The club token is secret, but the club token by itself is not useful. It cannot be used to sign in, and it cannot be used to download the check-in log. The club token is only useful to club administrators who are signed in to the closecontact back office.

For this reason, we believe that having the club token written down is fine from a security and privacy point of view, and we even recommend printing out the club token and storing it in a secure location.

Data retention

Check-in records are kept for 30 days in the database. Each day, all records older than 30 days are removed from the database.

Database backups are kept for 7 days. A club’s check-in log functionality will contain check-in records at most 30 days old, even if the database contains older records. This way, restoring the database from backups won’t make it possible to download older records.

Ephemeral data handling

All systems running on our infrastructure (the guest registration frontend and the closecontact back office) only handle personal data when absolutely required, and discard this data after it is used:

  • After the guest registration backend generates the pass, all personal information (name, telephone number, and email address) is discarded. Additionally, the guest registration backend intentionally does not have a connection to a database.
  • After the check-in log is downloaded, the half-decrypted check-in records, the fully-decrypted check-in records, the club token, and the (unencrypted) private club key are discarded immediately as the request ends.

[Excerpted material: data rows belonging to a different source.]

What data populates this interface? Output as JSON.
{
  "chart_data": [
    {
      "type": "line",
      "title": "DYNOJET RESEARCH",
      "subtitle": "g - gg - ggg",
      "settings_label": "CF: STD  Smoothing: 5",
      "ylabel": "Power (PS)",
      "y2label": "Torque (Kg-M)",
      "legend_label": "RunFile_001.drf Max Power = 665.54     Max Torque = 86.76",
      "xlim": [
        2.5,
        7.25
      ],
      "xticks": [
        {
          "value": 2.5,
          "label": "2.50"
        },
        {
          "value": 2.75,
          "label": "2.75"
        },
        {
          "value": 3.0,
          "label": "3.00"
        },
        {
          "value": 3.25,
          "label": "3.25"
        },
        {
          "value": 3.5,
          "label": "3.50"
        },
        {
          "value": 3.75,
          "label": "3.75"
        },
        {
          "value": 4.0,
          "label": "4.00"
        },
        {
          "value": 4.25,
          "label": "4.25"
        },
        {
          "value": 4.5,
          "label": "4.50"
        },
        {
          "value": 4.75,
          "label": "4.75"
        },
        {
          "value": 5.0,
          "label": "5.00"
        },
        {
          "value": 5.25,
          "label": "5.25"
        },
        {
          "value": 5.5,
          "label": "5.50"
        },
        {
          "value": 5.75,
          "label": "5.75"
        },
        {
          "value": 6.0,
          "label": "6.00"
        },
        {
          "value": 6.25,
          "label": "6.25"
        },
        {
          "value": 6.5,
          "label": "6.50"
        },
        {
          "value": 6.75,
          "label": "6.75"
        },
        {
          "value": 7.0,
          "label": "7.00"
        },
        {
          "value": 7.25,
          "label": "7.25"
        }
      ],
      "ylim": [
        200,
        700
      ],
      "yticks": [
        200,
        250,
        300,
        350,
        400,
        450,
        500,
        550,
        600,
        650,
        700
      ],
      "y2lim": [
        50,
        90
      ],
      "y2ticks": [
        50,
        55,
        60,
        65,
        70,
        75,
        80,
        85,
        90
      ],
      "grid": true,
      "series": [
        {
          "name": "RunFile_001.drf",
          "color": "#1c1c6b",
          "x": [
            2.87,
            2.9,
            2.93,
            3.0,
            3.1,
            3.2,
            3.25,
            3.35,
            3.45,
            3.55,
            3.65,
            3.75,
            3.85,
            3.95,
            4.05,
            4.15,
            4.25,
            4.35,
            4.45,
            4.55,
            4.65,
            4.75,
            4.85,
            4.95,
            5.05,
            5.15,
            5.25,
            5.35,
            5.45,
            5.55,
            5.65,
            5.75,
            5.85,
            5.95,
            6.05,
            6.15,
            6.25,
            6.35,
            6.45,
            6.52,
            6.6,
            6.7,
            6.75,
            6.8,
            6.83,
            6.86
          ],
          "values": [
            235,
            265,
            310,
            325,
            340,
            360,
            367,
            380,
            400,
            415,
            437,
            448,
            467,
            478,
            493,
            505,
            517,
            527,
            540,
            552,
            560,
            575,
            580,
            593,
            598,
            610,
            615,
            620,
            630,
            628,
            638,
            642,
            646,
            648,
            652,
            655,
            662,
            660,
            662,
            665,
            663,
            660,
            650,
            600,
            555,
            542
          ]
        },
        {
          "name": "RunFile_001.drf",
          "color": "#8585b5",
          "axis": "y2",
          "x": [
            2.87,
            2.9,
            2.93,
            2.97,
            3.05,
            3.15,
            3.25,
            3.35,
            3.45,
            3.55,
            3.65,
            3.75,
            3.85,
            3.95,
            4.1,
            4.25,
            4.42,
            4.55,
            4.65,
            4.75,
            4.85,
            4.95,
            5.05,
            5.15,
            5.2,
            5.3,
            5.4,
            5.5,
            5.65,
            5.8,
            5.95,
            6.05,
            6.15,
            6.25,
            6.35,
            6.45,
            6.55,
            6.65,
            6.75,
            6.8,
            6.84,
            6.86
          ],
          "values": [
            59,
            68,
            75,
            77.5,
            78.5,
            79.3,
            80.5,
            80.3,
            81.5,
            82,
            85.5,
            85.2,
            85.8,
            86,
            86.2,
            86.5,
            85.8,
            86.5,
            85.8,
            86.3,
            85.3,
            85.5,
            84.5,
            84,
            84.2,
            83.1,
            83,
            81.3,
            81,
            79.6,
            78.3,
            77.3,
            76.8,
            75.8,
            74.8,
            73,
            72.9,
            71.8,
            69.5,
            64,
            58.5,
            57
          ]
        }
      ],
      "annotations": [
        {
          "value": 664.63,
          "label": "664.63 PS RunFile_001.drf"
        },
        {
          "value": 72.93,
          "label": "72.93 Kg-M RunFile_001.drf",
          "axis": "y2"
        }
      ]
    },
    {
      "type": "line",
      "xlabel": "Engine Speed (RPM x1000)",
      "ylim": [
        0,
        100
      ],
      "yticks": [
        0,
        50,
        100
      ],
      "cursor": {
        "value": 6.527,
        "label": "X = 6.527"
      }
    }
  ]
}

Additionally, when generating a keypair and a club token, the club token and the (unencrypted) private club key are discarded as soon as the private club key is encrypted and stored in the database, and the club token is sent out of band.

Data boundaries between systems

The closecontact architecture prevents data from being inside a system if it is not processed within that system. This has the following effects:

  • The data that is stored in the closecontact back office cannot be read by closecontact administrators. This data is encrypted with the club key, and cannot be decrypted without the private club key. This private club key, in turn, is encrypted and cannot be decrypted without the club token, which is unknown to closecontact administrators.
  • The data in a pass is not sent as-is to the back-end of the closecontact back office. Before it is sent, it is encrypted with the club key inside the browser, so that the closecontact back office backend (which runs on our infrastructure rather than the browser) cannot decrypt this data.
  • The door operator cannot extract personal information from the QR code, as it is encrypted with the closecontact key, and the decryption key is not available to the door operator.